Photo by Dollar Gill
You may see fees added to your semester tuition. They might be flat fees every semester or a per-credit-hour fee, which usually means that full-time students end up paying more than part-time students. These fees can help support a variety of campus programs and help offset costs for the college or university. These may include:
Transportation costs including gas and parking, or bus fare. Remember to factor in the cost of going home a few times each term.
Your monthly smartphone plan.
A clothing budget.
Private health insurance.
Cost of entertainment (going out with friends).

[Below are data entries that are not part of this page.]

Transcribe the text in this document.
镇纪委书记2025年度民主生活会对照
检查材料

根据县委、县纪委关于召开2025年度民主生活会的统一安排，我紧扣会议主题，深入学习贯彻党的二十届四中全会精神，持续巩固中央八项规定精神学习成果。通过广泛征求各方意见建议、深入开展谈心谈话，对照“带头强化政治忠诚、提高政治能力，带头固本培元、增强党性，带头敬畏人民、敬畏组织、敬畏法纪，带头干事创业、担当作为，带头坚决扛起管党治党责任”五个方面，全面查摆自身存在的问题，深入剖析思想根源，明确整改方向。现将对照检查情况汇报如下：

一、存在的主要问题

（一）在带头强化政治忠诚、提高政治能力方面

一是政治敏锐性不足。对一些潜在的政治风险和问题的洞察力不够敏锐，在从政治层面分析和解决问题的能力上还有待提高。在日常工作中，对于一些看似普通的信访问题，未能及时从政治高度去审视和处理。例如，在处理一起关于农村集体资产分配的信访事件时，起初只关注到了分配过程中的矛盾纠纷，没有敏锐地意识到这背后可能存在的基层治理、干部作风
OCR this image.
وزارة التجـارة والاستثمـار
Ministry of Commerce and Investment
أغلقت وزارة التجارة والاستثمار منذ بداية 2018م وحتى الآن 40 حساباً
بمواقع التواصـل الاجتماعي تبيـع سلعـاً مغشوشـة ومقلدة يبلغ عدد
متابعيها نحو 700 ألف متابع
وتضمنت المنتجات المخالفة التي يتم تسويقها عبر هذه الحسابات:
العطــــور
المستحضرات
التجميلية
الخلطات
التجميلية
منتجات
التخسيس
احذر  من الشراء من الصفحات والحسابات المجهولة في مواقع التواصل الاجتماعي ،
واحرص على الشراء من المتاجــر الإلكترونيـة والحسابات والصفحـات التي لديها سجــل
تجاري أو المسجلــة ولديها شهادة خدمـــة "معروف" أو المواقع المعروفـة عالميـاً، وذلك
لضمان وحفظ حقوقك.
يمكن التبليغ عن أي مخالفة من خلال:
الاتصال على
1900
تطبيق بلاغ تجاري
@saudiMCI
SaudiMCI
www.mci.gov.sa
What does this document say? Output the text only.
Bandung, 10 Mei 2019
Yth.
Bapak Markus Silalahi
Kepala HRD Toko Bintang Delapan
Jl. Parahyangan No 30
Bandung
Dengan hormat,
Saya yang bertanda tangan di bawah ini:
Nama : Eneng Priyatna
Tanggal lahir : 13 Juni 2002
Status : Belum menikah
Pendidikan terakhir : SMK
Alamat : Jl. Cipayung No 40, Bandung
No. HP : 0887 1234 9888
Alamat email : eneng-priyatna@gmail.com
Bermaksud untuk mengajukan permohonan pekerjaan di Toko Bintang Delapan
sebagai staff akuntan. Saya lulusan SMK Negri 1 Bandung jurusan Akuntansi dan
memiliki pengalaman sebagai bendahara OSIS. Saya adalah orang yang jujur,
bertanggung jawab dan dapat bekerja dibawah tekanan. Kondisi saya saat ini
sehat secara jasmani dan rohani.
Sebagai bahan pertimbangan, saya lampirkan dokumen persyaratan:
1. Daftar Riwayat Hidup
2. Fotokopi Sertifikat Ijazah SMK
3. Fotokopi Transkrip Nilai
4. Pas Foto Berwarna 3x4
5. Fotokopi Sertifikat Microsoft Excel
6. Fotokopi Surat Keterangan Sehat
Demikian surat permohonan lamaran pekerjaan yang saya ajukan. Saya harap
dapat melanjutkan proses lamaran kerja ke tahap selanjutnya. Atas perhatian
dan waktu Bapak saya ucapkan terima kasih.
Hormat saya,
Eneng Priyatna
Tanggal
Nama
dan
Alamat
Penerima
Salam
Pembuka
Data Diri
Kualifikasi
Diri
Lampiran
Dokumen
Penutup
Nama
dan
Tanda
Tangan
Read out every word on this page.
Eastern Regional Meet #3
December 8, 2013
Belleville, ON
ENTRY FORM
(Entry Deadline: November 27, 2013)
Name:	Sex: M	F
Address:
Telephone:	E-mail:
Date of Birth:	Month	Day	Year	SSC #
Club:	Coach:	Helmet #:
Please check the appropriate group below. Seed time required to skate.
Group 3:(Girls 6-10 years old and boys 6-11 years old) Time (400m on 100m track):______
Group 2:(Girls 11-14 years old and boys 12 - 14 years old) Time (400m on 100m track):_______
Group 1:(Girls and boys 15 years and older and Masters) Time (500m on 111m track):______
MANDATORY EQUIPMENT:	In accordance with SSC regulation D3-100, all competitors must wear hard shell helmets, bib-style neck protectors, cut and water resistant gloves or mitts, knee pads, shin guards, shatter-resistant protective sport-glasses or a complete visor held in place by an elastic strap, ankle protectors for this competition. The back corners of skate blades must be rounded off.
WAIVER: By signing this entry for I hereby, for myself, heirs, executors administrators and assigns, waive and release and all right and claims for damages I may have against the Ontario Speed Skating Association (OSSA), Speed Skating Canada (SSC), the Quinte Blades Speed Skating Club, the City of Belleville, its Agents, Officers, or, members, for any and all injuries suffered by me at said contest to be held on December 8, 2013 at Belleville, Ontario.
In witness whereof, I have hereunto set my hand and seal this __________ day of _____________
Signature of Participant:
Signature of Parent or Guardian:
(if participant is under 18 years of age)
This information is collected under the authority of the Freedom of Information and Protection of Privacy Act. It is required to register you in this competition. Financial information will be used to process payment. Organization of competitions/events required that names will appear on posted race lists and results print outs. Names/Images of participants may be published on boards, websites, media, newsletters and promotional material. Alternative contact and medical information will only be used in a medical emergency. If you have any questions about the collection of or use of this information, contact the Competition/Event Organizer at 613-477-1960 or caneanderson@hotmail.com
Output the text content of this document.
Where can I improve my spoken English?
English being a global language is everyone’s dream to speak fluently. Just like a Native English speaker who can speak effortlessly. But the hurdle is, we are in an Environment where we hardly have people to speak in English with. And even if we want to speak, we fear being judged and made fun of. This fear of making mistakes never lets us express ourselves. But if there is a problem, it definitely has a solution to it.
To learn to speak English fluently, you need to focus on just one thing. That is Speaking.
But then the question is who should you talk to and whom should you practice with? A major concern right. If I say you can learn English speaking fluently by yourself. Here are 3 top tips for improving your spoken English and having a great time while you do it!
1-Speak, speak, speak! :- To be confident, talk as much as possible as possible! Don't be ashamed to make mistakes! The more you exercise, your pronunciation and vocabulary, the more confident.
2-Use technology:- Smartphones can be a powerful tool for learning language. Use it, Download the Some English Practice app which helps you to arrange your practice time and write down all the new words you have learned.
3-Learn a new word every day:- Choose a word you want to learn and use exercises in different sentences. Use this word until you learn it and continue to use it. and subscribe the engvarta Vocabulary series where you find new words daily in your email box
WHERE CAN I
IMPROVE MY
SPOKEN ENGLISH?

How to calculate the cost of college for 4 years
College costs are usually broken down on a semester basis, which can provide only a glimpse of the overall costs of earning a four-year degree. Calculating the cost of college for four years is important so that you can afford it, either on your own, with the help of family, or with financial aid like federal or private student loans.To calculate the cost of your undergraduate degree:
Determine how many credit hours are required for your undergraduate program. Bachelor’s degree programs usually require a total of 120 to 130 credit hours to graduate.
Multiply the number of credit hours by the per-credit fee established by your college or university.
Then, tack on any semester or annual fees, multiplied by eight or four, respectively. This total gives you the tuition and fees for your 4-year college career.
To gain an even more accurate understanding of college expenses, add on the following costs as well:
Room and board fees for four years if you plan to live away from home, either on or off-campus.
Parking fees or transportation costs for four years.
Book costs for four years, with an estimate of at least $500 per semester.
Average annual everyday living expenses for four years.
College probably seems like it costs a lot – and it does. And when you add everything up, in most cases, it costs even more than the stated tuition and fees you see on your school’s website. Don’t trust the sticker price of college tuition because you can certainly expect even more expenses during your time on campus. Fees associated with housing, food, parking, and supplies will drive up that cost fast and sometimes by thousands of dollars. By understanding this now, you’ll have a more realistic picture of the cost of college. As a result, you’ll be able to secure loans, plan for expenses, and budget smartly to set you up for success.